Explain the solution to USAMO $1991/\rm P3$

It is easy to verify that the statement is true for $n=1,2$. Now assume that the statement is true for all $m<n$. Since $\phi(n)<n$, the statement is true for $\phi(n)$ by induction hypothesis and hence, as you showed, true for $n$. Therefore by strong induction, you conclude that the statement is true for all $n\geq1$. Since the sequence, $a_k$ can be written as $a_{k+1}=2^{a_k}$ with $a_1=2$, true for $\phi(n)$ implies true for $n$. The situations when $n$ is odd or even can be handled, think a little. The crucial idea is to use strong induction.


For $n$ odd, $2$ is relatively prime to $n$, so the sequence of $a_i$ is some sequence in the set of numbers relatively prime to $n$, hence forms a set of residues modulo $n$ of size no greater than $\phi(n)$. This is the content of Euler's theorem. So the sequence $$ 2^{a_i} \pmod{n}, 2^{a_{i+1}} \pmod{n}, 2^{a_{i+2}} \pmod{n}, ... $$ is termwise equal to the sequence $$ 2^{[a_i \pmod{\phi(n)}]} \pmod{n}, 2^{[a_{i+1} \pmod{\phi(n)}]} \pmod{n}, 2^{[a_{i+2} \pmod{\phi(n)}]} \pmod{n}, ... \text{,} $$ where the square brackets pick a representative from the equivalence class given by the modulus (for instance, the least nonnegative representative of the residue class).

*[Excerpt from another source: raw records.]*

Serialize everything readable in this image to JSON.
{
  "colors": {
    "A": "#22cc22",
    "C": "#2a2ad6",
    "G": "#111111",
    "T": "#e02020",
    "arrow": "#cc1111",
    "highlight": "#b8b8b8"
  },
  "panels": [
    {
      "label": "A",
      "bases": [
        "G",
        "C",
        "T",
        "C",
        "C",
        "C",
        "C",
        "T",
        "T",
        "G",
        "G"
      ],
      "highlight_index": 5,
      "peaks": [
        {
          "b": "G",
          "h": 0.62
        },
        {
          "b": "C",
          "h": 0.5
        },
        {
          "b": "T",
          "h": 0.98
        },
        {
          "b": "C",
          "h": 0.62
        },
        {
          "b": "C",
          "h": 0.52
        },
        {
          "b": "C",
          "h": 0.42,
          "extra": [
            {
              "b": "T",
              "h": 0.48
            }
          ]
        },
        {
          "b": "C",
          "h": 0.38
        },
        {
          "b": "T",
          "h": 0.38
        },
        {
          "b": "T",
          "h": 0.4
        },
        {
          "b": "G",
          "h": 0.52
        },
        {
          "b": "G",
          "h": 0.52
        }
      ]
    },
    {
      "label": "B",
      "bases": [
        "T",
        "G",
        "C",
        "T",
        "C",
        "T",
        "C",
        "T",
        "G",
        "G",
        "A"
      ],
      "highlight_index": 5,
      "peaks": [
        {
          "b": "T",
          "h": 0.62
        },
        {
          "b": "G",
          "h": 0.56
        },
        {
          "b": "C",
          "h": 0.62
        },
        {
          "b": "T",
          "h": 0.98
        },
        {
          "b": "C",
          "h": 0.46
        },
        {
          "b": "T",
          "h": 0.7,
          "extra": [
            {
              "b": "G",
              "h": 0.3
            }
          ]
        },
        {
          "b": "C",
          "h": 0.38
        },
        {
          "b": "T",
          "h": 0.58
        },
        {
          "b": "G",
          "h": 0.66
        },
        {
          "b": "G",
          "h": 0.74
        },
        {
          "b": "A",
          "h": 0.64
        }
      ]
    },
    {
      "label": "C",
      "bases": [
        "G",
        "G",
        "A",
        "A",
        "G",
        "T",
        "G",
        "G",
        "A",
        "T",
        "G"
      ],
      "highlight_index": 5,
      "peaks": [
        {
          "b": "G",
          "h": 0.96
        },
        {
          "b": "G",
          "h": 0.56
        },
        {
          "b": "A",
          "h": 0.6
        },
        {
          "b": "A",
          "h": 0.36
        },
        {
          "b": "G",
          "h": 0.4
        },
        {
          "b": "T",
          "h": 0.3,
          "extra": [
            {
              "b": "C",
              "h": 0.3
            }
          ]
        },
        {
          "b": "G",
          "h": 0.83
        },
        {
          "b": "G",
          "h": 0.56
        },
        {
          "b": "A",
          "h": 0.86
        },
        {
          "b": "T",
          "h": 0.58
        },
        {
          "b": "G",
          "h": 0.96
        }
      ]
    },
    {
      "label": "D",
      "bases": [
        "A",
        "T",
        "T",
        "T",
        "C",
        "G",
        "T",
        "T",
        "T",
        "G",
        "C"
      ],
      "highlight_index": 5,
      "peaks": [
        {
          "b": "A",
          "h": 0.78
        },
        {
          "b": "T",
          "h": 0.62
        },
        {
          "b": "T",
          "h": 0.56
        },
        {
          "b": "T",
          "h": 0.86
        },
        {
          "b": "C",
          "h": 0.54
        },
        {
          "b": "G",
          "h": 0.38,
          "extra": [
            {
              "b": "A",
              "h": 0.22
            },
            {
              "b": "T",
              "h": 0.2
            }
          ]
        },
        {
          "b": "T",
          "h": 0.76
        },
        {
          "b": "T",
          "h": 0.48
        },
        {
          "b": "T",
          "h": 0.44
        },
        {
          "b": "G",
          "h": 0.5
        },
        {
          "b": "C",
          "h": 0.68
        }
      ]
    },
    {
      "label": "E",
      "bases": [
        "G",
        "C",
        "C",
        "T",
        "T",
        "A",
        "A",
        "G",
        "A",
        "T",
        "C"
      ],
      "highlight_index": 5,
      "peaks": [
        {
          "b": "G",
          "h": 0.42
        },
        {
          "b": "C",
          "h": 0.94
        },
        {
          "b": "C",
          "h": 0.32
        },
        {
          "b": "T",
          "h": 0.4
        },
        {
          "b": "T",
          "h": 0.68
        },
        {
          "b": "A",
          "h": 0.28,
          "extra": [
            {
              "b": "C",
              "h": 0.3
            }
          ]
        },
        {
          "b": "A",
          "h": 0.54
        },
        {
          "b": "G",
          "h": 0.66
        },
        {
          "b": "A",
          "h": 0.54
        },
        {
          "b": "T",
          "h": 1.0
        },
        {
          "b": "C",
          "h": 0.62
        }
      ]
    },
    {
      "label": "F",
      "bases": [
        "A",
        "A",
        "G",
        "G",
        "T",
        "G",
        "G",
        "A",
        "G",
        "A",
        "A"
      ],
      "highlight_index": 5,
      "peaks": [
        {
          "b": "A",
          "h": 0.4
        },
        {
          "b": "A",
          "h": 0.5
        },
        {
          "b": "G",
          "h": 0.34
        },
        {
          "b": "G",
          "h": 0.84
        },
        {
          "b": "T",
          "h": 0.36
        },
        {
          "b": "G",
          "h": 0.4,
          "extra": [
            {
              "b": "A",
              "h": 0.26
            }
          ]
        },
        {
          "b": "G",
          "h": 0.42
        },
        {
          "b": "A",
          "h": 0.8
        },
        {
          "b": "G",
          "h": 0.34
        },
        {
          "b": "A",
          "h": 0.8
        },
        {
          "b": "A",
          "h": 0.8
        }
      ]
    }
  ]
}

Also, this sequence of exponents is "one behind" the sequence term being defined. That is, $$ a_k \cong 2^{a_{k-1}} \pmod{n} \text{.} $$ So the sequence made of the terms on the left-hand side of that equality is eventually constant if the sequence made of the exponents on the right-hand side are eventually all in the same residue class module $\phi(n)$.

Let's see an example. Let's set $n = 7$ and see that $\phi(7) = 6$. \begin{align*} a_1 &\cong 2 \pmod{7} \cong 2^{[1 \pmod{6}]} \pmod{7} \\ a_2 &\cong 4 \pmod{7} \cong 2^{[2 \pmod{6}]} \pmod{7} \\ a_3 &\cong 16 \pmod{7} \cong 2^{[4 \pmod{6}]} \pmod{7} \\ a_4 &\cong 65536 \pmod{7} \cong 2^{[16 \pmod{6}]} \cong 2^4 \pmod{7} \\ a_5 &\cong 2^{65536} \pmod{7} \cong 2^{[65536 \pmod{6}]} \cong 2^4 \pmod{7} &\vdots \end{align*} Notice that at each step, $a_k \cong 2^{[a_{k-1} \pmod{\phi(n)}]} \pmod{n}$. So if $\left( [a_{k-1} \pmod{\phi(n)}] \right)_k$ is eventually constant, then so is $(a_k \pmod{n})_k$. Strong induction at step $n$ gives us the eventual constancy of $\left( [a_{k-1} \pmod{\phi(n)}] \right)_k$, because $\phi(n) < n$, and the above leverages that to constancy of $(a_k \pmod{n})_k$.